Rosaline menarik lengan Song Ji-Hyun ke lengannya dan berbalik menghadap Young-Joon.
“Ryu Young-Joon, aku penasaran dengan apa yang Yassir katakan, jadi aku mendengarkannya, tapi tidak ada yang istimewa.”
“Benar-benar?”
“Isaiah Franklin, Yassir, dan banyak ilmuwan lainnya selalu menggambarkan masa depan yang idealis. Bukankah itu menarik? Mereka semua berbicara tentang ‘sains ini’ dan ‘sains itu,’ bagaimana sains seharusnya seperti ini atau seperti itu, tetapi itu sendiri bukanlah sains,” kata Rosaline. “Karena sains tidak memiliki jawaban.”
“Benarkah begitu?”
“Aku, sebagai intisari ilmu pengetahuan, melihat unsur manusia dalam visi ideal mereka tentang ilmu pengetahuan.”
“Unsur manusia?”
“Ya. Terkadang, itu sangat manusiawi sampai-sampai terasa luar biasa. Saya rasa hal-hal seperti itu lebih berharga.”

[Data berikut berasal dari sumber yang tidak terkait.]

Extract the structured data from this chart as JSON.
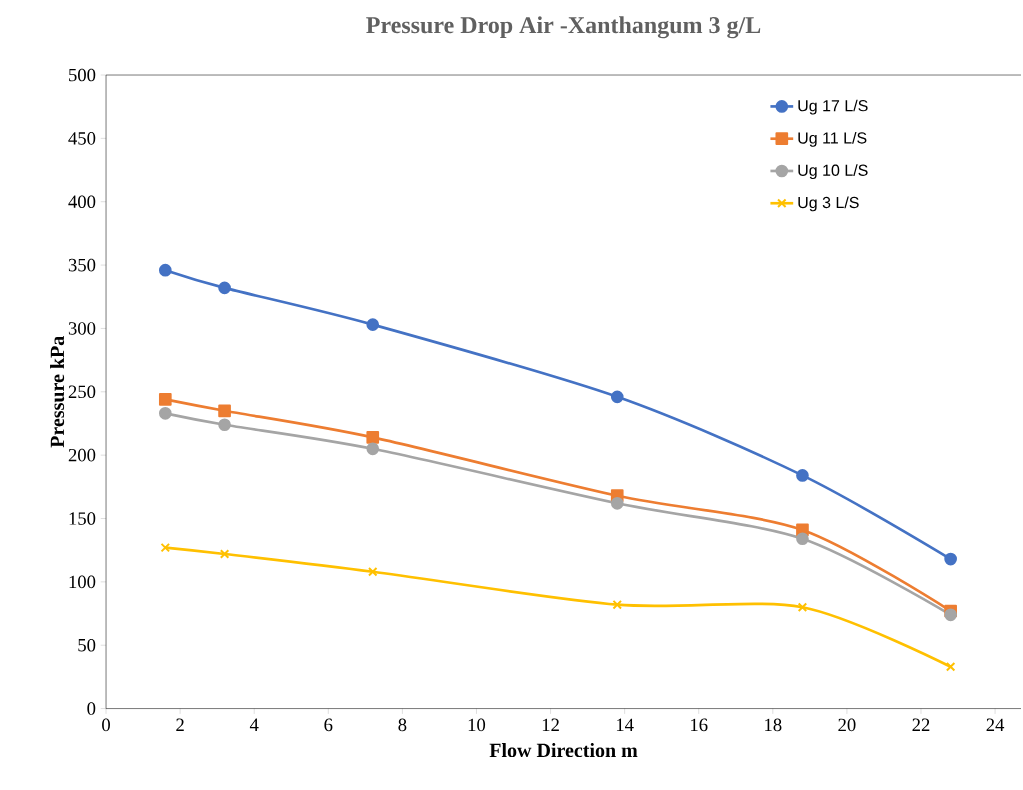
{
  "chart_data": {
    "type": "line",
    "title": "Pressure Drop Air -Xanthangum 3 g/L",
    "xlabel": "Flow Direction m",
    "ylabel": "Pressure  kPa",
    "x": [
      1.6,
      3.2,
      7.2,
      13.8,
      18.8,
      22.8
    ],
    "series": [
      {
        "name": "Ug 17 L/S",
        "color": "#4472c4",
        "marker": "circle",
        "values": [
          346,
          332,
          303,
          246,
          184,
          118
        ]
      },
      {
        "name": "Ug 11 L/S",
        "color": "#ed7d31",
        "marker": "square",
        "values": [
          244,
          235,
          214,
          168,
          141,
          77
        ]
      },
      {
        "name": "Ug 10 L/S",
        "color": "#a5a5a5",
        "marker": "circle",
        "values": [
          233,
          224,
          205,
          162,
          134,
          74
        ]
      },
      {
        "name": "Ug 3 L/S",
        "color": "#ffc000",
        "marker": "cross",
        "values": [
          127,
          122,
          108,
          82,
          80,
          33
        ]
      }
    ],
    "xlim": [
      0,
      24.7
    ],
    "xticks": [
      0,
      2,
      4,
      6,
      8,
      10,
      12,
      14,
      16,
      18,
      20,
      22,
      24
    ],
    "ylim": [
      0,
      500
    ],
    "yticks": [
      0,
      50,
      100,
      150,
      200,
      250,
      300,
      350,
      400,
      450,
      500
    ],
    "grid": false,
    "legend": "top right",
    "line_style": "solid"
  }
}
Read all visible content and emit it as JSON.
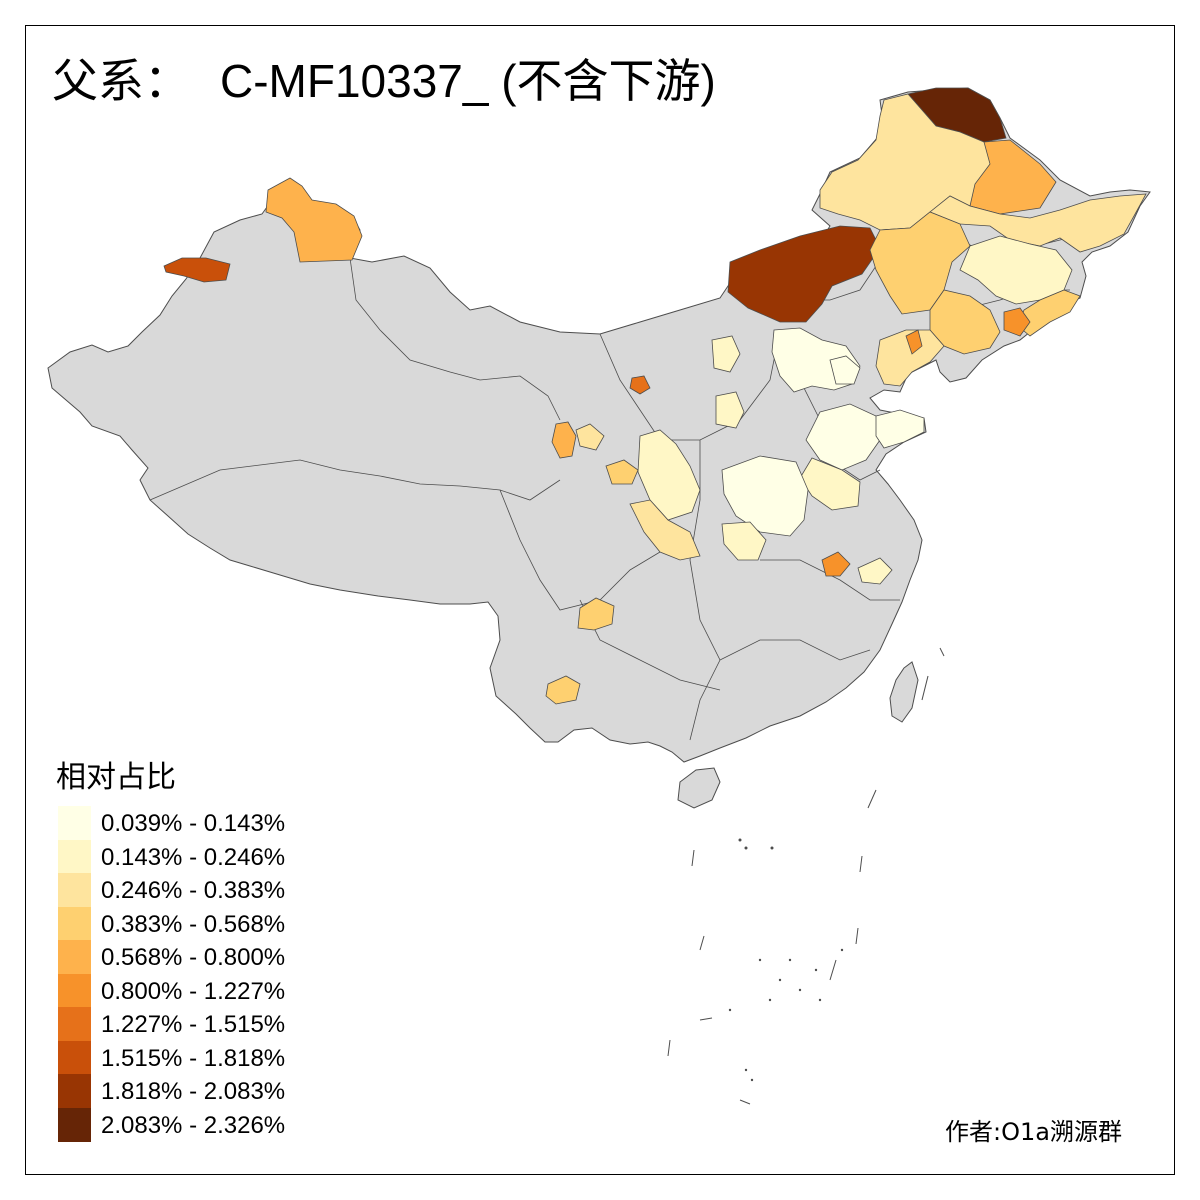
{
  "map": {
    "title_prefix": "父系：",
    "title_code": "C-MF10337_ (不含下游)",
    "credit": "作者:O1a溯源群",
    "legend": {
      "title": "相对占比",
      "bins": [
        {
          "label": "0.039% - 0.143%",
          "color": "#ffffe6"
        },
        {
          "label": "0.143% - 0.246%",
          "color": "#fff7c6"
        },
        {
          "label": "0.246% - 0.383%",
          "color": "#fee49e"
        },
        {
          "label": "0.383% - 0.568%",
          "color": "#fed070"
        },
        {
          "label": "0.568% - 0.800%",
          "color": "#feb24c"
        },
        {
          "label": "0.800% - 1.227%",
          "color": "#f7922a"
        },
        {
          "label": "1.227% - 1.515%",
          "color": "#e6711a"
        },
        {
          "label": "1.515% - 1.818%",
          "color": "#c9500a"
        },
        {
          "label": "1.818% - 2.083%",
          "color": "#983503"
        },
        {
          "label": "2.083% - 2.326%",
          "color": "#662506"
        }
      ]
    },
    "no_data_color": "#d9d9d9",
    "border_color": "#4d4d4d"
  }
}
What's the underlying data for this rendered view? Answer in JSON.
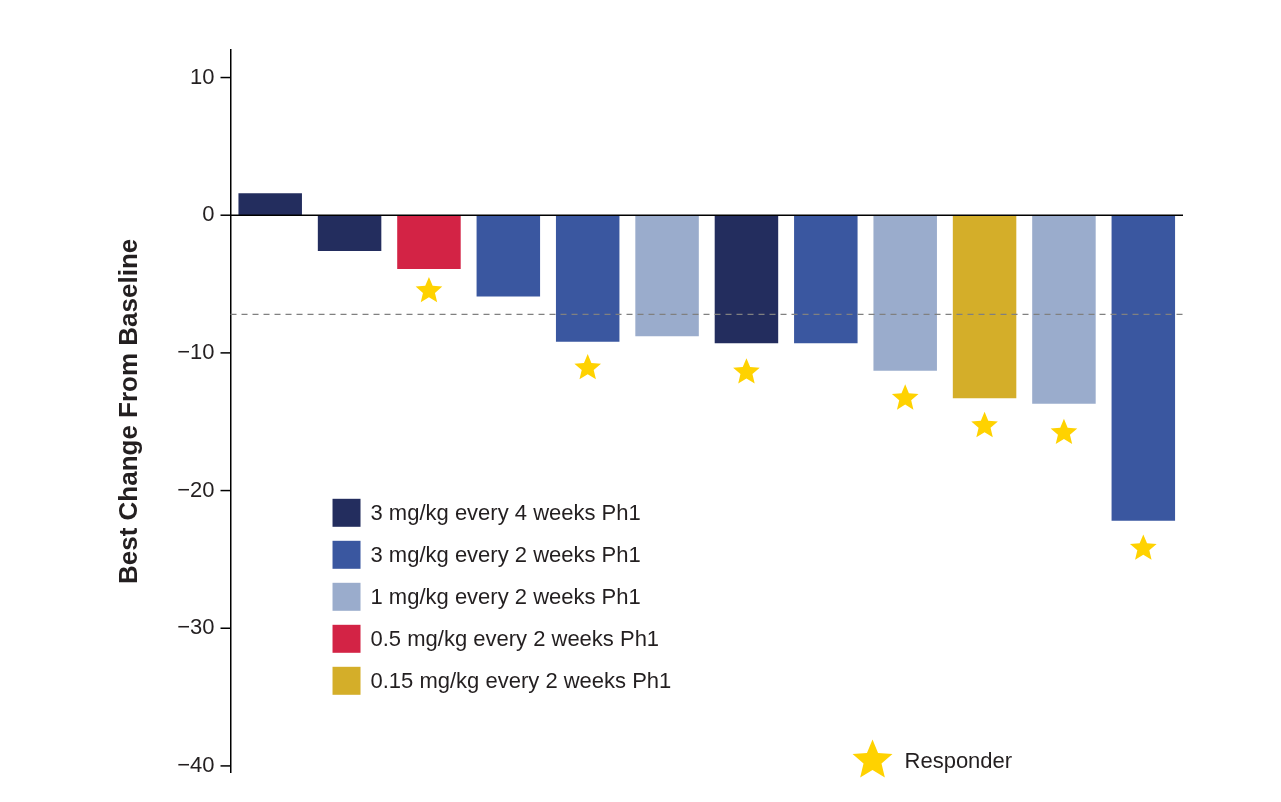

Young-Joon tersenyum. Terjadi keheningan sesaat.
“Dokter Ryu,” panggil Song Ji-Hyun sambil melirik arlojinya.
“Ya?”
“Kamu akan terlambat untuk upacara Hadiah Nobel. Bukankah seharusnya kamu sudah berangkat?”
“Sudah?” jawabnya sambil mengecek waktu di ponselnya.
“Ayo cepat,” kata Rosaline. “Mereka telah memindahkan upacara ke Korea, dan tokoh utamanya tidak boleh terlambat.”
Young-Joon menatap Rosaline.
“Ada apa?”
“Tidak ada apa-apa. Saya hanya bersyukur.”
“Tiba-tiba?”
Young-Joon tersenyum dan menggendong Rosaline. Dengan satu tangan, dia membuka pintu kantor.
“Ayo kita pergi?”
Langkah kaki raksasa itu menuju ke luar.